5 Ways to Stay Sane in Isolation

I am a professional shut-in. From chronic illness to multiple surgeries, I’ve had many, many periods of time where I’ve been forced to just stay put for days, weeks, months on end. So, I’d like to offer you my 5 tips for not losing your marbles.

1. Remember that this is temporary.

I know that it doesn’t feel like it right now, but this will pass at some point. It may not be as fast as we would all like, but it will eventually end.

I deal with a lot of abdominal pain on a daily basis, and I constantly repeat to myself that it’s temporary, it will go away, because it always does, no matter how bad it is.

2. Use deep, belly breaths.

It is scientifically proven that deep breathing and prolonged exhales, actually help lower heart rate and reduce stress in the body.

Did you know that when we’re babies, we all breathe into our bellies, and then as we age, we become more shallow breathers?

I take time to do deep, belly breaths throughout my day. It helps to refresh and reset my body and mind.

3. Allow yourself to be silly and laugh.

I’m 100% convinced that it is important to allow yourself the space to laugh. Sometimes when things are horrible, I think we feel an obligation to be serious, but I think all that does is cause a detriment to our mental health.

I’ve had multiple surgeries, numerous tests, questions of tumors and cancer, my husband has been on deployment overseas for a year, not to mention all of my family of origin issues, but I know the only reason I’ve not lost my mind is because I try to prioritize laughter.

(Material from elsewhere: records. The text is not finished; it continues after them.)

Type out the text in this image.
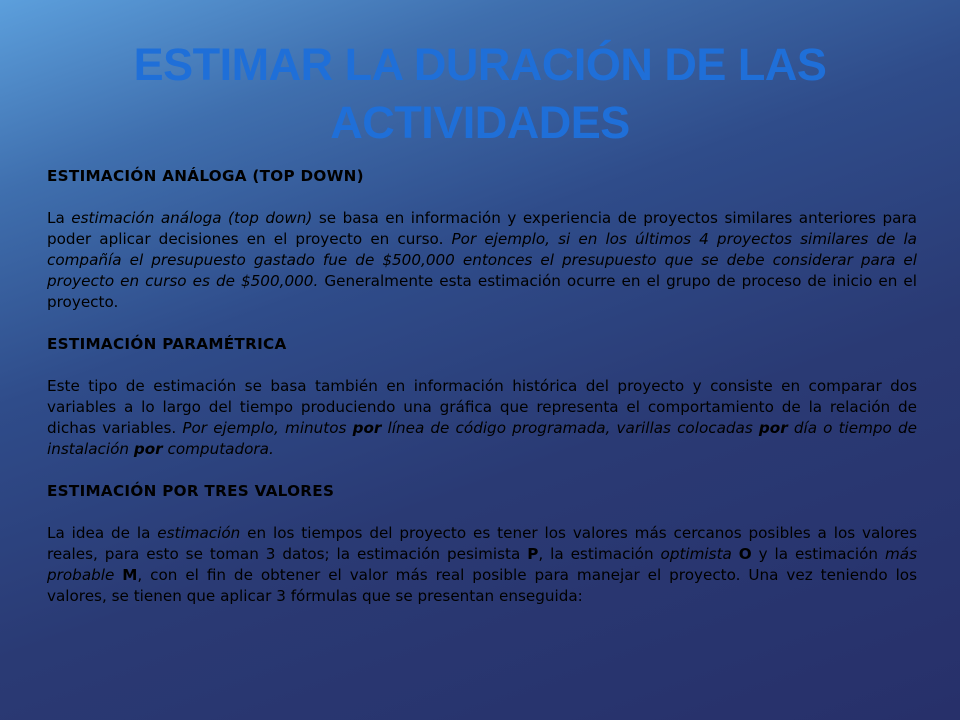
ESTIMAR LA DURACIÓN DE LAS ACTIVIDADES
ESTIMACIÓN ANÁLOGA (TOP DOWN)
La estimación análoga (top down) se basa en información y experiencia de proyectos similares anteriores para poder aplicar decisiones en el proyecto en curso. Por ejemplo, si en los últimos 4 proyectos similares de la compañía el presupuesto gastado fue de $500,000 entonces el presupuesto que se debe considerar para el proyecto en curso es de $500,000. Generalmente esta estimación ocurre en el grupo de proceso de inicio en el proyecto.
ESTIMACIÓN PARAMÉTRICA
Este tipo de estimación se basa también en información histórica del proyecto y consiste en comparar dos variables a lo largo del tiempo produciendo una gráfica que representa el comportamiento de la relación de dichas variables. Por ejemplo, minutos por línea de código programada, varillas colocadas por día o tiempo de instalación por computadora.
ESTIMACIÓN POR TRES VALORES
La idea de la estimación en los tiempos del proyecto es tener los valores más cercanos posibles a los valores reales, para esto se toman 3 datos; la estimación pesimista P, la estimación optimista O y la estimación más probable M, con el fin de obtener el valor más real posible para manejar el proyecto. Una vez teniendo los valores, se tienen que aplicar 3 fórmulas que se presentan enseguida:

Laughter is known to relax your body, increase endorphins, decrease pain, and boost your immunity.

Take time to find something that makes you laugh. I love finding funny or adorable videos on YouTube and taking the time to be silly with my ten-year-old.

4. Reach out.

Being isolated doesn’t always feel fun. It actually feels pretty shitty at times.

I am very used to being home all day, every day, but there are times during this stint in coronavirus isolation that I’ve felt overwhelmed, so I make it a point to chat with my friends on a regular basis, and I started seeing my therapist via video chat once a week.

It’s ok to say that you aren’t doing well.

No matter how independent, introverted, or used to being cooped up you are, we are a social species, and we all need each other.

5. Learn something new.

This is my favorite way to deal with being forced to stay at home!

Again, because I haven’t been able to maintain a full-time job, I get quite bored being at home and only doing a little work here and there. So, I consider myself a hobby enthusiast. I love to learn new hobbies. I’ve done knitting, crocheting, baking, drawing, painting, jewelry making, etc. I also have an affinity for teaching myself how to use different computer programs or graphic design apps/software.

It always feels so good to be able to learn something new.

My grandfather had MS, and he always told me that your body will fail you at times, but your mind is still able to roam, so I’ve always prioritized learning and reading so that my mind is able to travel to the places that my body can’t.

What are the things you’re doing to keep your cool during isolation?